Sur les moyens propres à la décision portant obligation de quitter le territoire français :

12. En premier lieu, aux termes de l'article L. 611-3 du code de l'entrée et du séjour des étrangers et du droit d'asile : " Ne peuvent faire l'objet d'une décision portant obligation de quitter le territoire français : / () 9° L'étranger résidant habituellement en France si son état de santé nécessite une prise en charge médicale dont le défaut pourrait avoir pour lui des conséquences d'une exceptionnelle gravité et si, eu égard à l'offre de soins et aux caractéristiques du système de santé du pays de renvoi, il ne pourrait pas y bénéficier effectivement d'un traitement approprié. () ".

13. Compte tenu de ce qui a été dit précédemment, Mme B ne peut utilement soutenir qu'en raison de son état de santé, elle entre dans la catégorie des étrangers visés à l'article L. 611-3 du code de l'entrée et du séjour des étrangers et du droit d'asile ne pouvant faire l'objet d'une obligation de quitter le territoire français.

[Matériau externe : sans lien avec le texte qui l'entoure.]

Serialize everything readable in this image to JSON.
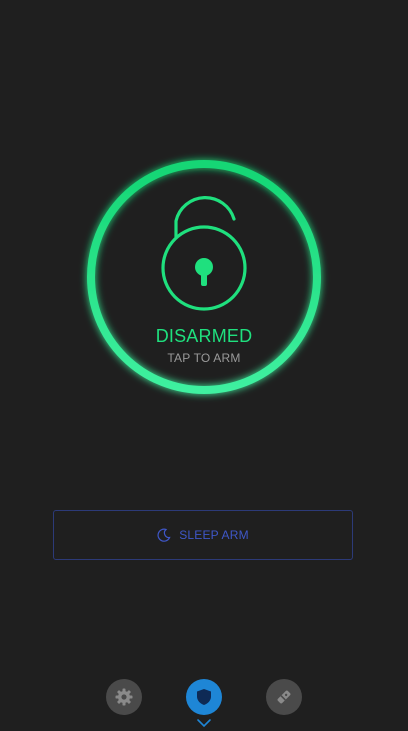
{
  "status": {
    "label": "DISARMED",
    "hint": "TAP TO ARM"
  },
  "sleep_arm": {
    "label": "SLEEP ARM",
    "icon": "moon-icon"
  },
  "nav": {
    "items": [
      {
        "icon": "gear-icon"
      },
      {
        "icon": "shield-icon",
        "active": true
      },
      {
        "icon": "sensor-icon"
      }
    ]
  },
  "colors": {
    "background": "#1f1f1f",
    "accent_green": "#1fe07e",
    "sleep_blue": "#3f57c8",
    "nav_active": "#1e86d6",
    "nav_inactive": "#4a4a4a"
  }
}
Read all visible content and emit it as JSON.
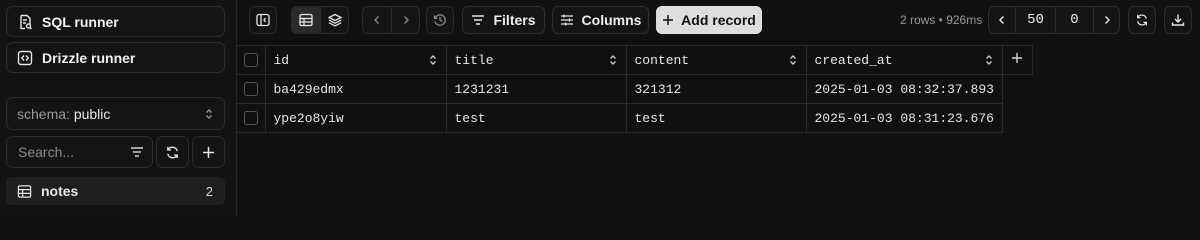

14. En second lieu, compte tenu de ce qui précède, le moyen tiré, par la voie de l'exception, de l'illégalité de la décision portant refus de délivrance d'un titre de séjour doit être écarté.

15. Il résulte de tout ce qui précède que les conclusions à fin d'annulation présentées par Mme B doivent être rejetées. Doivent être rejetées, par voie de conséquence, ses conclusions à fin d'injonction sous astreinte et ses conclusions tendant à l'application des dispositions des articles L. 761-1 du code de justice administrative.

D E C I D E :

Article 1er : La requête de Mme B est rejetée.

Article 2 : La présente décision sera notifiée à Mme A B et à la préfète du Val-de-Marne.

Délibéré après l'audience du 13 septembre 2022 , à laquelle siégeaient :

M. L'hirondel , président,

Mme Morisset , conseillère,

M. Cabal, conseiller.

Rendu public par mise à disposition au greffe le 27 septembre 2022.

La rapporteure,

A. F

Le président,

M. L'HIRONDEL La greffière,

M. D

La République mande et ordonne au ministre de l'intérieur et des outre-mer en ce qui le concerne ou à tous commissaires de justice à ce requis en ce qui concerne les voies de droit commun contre les parties privées, de pourvoir à l'exécution de la présente décision.